Before starting work in 2012 on the first $975-million phase of the Benteler Steel plant near Shreveport, La., Walbridge knew it had to meet local hiring mandates for the 1,000 construction jobs to be created. The firm conducted multiple outreach events to vet local subcontractors through its prequalification process, according to Morgan.

The project, set for completion in the second half of 2015, attracted a lot of interest but added review and analysis of prospects was needed to find the right mix of local, regional and national subcontractors to meet project requirements, he says.

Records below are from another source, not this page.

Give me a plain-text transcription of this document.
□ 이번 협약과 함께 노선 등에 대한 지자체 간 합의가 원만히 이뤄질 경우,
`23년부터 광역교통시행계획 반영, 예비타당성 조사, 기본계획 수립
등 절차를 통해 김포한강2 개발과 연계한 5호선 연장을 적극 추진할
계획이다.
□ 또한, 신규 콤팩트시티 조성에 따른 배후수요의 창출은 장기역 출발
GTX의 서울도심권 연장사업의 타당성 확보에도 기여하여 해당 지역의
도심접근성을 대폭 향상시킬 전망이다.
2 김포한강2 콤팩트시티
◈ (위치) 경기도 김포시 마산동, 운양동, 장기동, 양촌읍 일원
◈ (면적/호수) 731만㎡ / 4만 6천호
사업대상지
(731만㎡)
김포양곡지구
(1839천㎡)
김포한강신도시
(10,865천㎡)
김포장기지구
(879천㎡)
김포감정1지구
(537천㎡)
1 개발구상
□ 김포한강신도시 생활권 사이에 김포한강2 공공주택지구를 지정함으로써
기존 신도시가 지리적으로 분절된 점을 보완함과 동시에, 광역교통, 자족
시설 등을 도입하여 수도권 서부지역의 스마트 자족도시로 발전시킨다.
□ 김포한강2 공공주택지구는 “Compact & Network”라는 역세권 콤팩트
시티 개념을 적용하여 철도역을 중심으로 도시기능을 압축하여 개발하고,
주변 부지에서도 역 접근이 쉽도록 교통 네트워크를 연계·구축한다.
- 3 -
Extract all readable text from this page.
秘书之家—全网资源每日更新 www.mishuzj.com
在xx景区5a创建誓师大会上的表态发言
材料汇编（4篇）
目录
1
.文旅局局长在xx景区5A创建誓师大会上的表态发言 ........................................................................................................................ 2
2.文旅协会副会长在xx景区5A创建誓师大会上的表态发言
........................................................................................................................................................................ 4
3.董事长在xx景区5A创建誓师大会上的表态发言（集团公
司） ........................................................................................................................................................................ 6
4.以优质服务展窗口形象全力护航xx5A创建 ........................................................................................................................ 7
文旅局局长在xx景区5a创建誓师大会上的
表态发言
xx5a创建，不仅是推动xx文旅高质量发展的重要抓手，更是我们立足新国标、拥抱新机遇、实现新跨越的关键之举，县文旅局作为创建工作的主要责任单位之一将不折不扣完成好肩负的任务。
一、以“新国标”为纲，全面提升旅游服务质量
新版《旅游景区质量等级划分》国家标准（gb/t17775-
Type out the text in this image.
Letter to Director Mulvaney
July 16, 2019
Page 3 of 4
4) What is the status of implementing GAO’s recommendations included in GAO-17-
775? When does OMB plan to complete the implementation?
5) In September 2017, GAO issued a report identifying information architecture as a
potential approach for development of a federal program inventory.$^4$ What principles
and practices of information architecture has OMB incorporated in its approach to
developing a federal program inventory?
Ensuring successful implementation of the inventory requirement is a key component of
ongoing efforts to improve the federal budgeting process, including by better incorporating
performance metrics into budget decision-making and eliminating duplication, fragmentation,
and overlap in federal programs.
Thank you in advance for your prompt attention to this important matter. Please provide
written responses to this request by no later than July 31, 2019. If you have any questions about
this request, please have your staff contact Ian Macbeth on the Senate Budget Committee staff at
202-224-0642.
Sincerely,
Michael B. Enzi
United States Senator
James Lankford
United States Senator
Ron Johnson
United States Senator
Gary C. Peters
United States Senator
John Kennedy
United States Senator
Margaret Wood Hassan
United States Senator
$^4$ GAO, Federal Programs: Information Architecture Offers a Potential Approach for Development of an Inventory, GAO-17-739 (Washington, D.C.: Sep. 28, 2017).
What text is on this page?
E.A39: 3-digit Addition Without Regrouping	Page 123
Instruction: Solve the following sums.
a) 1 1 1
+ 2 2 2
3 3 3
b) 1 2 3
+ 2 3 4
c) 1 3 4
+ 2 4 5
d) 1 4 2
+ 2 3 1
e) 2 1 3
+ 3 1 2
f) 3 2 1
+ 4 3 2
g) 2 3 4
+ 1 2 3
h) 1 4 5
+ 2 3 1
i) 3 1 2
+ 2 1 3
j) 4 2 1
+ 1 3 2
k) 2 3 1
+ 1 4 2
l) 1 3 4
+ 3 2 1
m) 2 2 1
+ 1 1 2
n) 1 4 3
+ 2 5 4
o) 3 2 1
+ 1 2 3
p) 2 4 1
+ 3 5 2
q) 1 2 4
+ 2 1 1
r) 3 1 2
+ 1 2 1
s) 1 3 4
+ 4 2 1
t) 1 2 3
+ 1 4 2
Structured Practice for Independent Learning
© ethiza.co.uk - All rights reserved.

"Sometimes, the owner wants the biggest and best contractor to do a $20-million concrete job, but we might have to break it into five parts to get local contractors involved," says Morgan. "Some owners understand and are totally on board, while others—maybe companies new to the U.S.—don't realize what comes along with the local-hire requirements they agree to."

He adds, “When a project receives local dollars, there’s a hope, and often an expectation, it will use local labor, but the contractor doesn’t get those tax breaks,”

West Virginia's manufacturing investment tax credit calls for 75% of project construction labor to come from local sources. "If a contractor cannot find the workers they need locally, they can hire from outside the area," says David Efaw, treasurer of the West Virginia Building Trades Council, but only after filing a request with the state jobs agency and waiting three days to see if local workers are available.

At a chemicals industry conference last month, Shell executives said an ethane cracker  project is moving forward in Pennsylvania, for which the state created a $1.65-billion tax incentive package in 2012. It calls for Shell to invest $1 billion and create 2,500 construction jobs in the state althought the final investment decision could still be years away.


“We are looking forward to working with Shell,” says Frank Sirianni, president of the Pennsylvania Building and Trades Council. “We have one of the highest skilled workforces in the country with 8,500 apprentices and 136,000 union members, so there will not be problems for contractors to use local labor. We haven’t seen that issue here.”

Sirianni says AFL-CIO policy is to support local hiring on all jobs.